The in-memory queue is ideal for **single-agent debugging** but not for inter-process delegation.

---

## Known Limitations

- Delegation tools (`system_delegate_task`) need worker processes.  
- In-memory queue supports **single process only** (no inter-process communication).  
- Some agents (like `researcher`) may attempt delegation — refine prompts accordingly.

---

## Debugging and Trace Analysis

Traces are automatically logged to SQLite (`Laddr.db`):

```bash
sqlite3 Laddr.db "SELECT agent_name, event_type, timestamp FROM traces ORDER BY id DESC LIMIT 10;"
```

**Common trace events include:**
- `task_start`, `task_complete`  
- `llm_usage`, `tool_call`, `tool_error`  
- `autonomous_think` (agent reasoning)

---

## Local Testing Guidelines

- Use single-agent runs for debugging and instruction tuning.  
- Use sequential workflows to simulate multi-agent pipelines.  
- Enable tracing via SQLite for every run.  
- Avoid delegation without worker processes.

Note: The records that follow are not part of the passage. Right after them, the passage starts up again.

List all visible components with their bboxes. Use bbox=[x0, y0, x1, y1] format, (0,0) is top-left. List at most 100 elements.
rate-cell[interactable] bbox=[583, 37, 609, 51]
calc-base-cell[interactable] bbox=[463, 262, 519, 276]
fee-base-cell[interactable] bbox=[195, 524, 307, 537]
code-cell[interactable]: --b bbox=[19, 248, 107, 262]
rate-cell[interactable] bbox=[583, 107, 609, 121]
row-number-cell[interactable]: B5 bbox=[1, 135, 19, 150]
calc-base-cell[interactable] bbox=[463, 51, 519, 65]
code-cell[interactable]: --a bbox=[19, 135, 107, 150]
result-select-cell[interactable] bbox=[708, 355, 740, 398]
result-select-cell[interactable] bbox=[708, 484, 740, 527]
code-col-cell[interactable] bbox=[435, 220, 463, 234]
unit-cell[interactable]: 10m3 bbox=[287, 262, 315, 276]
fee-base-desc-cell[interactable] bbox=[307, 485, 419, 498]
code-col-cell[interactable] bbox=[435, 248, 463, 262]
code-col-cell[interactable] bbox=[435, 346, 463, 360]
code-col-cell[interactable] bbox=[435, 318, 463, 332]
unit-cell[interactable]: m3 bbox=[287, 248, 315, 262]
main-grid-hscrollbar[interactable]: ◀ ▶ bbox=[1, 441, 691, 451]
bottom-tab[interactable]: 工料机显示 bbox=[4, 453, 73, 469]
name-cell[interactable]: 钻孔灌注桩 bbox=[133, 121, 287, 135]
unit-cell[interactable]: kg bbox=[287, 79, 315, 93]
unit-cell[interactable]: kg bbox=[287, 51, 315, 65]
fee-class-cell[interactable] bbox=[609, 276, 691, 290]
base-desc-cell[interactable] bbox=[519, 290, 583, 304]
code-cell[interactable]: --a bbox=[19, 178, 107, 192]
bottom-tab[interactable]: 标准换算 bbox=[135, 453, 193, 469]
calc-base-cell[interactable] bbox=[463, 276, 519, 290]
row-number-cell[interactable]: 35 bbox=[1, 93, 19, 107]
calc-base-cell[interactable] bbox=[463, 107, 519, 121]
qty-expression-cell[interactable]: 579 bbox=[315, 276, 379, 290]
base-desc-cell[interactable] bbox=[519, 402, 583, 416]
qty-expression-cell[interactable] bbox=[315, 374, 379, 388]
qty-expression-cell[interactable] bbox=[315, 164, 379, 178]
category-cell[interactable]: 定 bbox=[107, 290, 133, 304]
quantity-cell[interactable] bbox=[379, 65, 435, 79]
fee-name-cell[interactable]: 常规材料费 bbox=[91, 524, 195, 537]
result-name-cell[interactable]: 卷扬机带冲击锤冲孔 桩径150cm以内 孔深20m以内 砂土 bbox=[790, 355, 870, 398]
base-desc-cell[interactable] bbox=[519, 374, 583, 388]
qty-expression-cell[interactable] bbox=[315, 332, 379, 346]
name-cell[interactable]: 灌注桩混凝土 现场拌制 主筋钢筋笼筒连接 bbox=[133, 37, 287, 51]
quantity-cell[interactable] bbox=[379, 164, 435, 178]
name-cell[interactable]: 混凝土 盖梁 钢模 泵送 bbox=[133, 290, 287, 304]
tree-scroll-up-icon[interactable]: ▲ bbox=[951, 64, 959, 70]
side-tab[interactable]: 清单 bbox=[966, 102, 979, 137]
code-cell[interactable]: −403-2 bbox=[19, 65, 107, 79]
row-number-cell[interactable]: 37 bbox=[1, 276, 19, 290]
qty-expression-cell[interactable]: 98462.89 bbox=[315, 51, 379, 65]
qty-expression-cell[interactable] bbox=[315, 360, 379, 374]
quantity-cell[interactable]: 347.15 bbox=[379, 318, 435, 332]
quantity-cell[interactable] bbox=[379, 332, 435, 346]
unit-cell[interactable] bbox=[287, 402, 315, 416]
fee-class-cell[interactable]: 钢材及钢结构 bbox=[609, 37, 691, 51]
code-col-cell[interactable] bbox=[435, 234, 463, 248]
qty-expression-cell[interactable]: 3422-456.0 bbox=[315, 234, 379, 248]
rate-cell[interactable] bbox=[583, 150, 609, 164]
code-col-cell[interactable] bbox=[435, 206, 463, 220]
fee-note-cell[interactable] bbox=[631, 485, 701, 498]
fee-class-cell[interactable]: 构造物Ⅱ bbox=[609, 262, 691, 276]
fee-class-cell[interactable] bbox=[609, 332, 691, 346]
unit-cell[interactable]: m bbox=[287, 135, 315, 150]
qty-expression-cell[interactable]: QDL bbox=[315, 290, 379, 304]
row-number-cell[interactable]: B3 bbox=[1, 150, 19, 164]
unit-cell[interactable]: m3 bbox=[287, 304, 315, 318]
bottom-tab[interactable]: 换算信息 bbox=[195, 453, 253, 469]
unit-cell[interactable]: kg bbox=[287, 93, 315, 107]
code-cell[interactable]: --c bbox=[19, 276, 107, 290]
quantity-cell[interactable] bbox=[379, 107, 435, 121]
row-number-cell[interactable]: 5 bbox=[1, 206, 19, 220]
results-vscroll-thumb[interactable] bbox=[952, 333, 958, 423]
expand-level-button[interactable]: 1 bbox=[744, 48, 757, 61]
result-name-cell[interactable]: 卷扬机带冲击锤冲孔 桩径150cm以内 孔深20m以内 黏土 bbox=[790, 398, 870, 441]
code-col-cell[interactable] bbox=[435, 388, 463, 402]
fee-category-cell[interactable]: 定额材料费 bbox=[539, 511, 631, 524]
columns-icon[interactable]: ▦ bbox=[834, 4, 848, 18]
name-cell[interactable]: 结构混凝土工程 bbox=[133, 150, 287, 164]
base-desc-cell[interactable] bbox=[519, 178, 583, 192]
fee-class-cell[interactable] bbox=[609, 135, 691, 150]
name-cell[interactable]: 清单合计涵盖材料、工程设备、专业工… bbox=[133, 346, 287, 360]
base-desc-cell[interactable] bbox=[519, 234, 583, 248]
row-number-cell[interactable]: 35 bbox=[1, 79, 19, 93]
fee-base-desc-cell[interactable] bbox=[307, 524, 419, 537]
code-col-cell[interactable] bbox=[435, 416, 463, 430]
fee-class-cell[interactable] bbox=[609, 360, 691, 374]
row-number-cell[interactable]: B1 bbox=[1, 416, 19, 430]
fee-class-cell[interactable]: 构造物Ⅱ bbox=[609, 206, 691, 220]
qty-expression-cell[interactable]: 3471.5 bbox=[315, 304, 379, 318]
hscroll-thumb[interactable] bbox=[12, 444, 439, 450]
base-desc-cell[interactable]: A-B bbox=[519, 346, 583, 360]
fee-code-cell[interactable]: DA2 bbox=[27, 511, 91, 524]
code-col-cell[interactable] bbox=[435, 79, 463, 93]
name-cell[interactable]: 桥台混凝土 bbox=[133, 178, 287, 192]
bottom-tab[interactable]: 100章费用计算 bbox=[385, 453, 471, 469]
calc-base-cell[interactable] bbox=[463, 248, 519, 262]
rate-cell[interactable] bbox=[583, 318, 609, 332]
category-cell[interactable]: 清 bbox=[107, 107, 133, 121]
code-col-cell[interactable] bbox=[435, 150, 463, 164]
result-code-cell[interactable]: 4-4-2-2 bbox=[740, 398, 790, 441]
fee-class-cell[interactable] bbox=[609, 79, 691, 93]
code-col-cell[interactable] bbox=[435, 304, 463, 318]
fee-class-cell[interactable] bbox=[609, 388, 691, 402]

For full orchestration testing (delegation, parallel tasks), switch to  
`QUEUE_BACKEND=redis` and run **Docker-based workers**.

---

## Notes

- **MemoryBus** is a process-scoped singleton that enables agent task routing within the same runtime.  
  It’s perfect for local testing but not suitable for production scaling.  
- All events, tools, and LLM interactions are persisted in SQLite — query them anytime for debugging.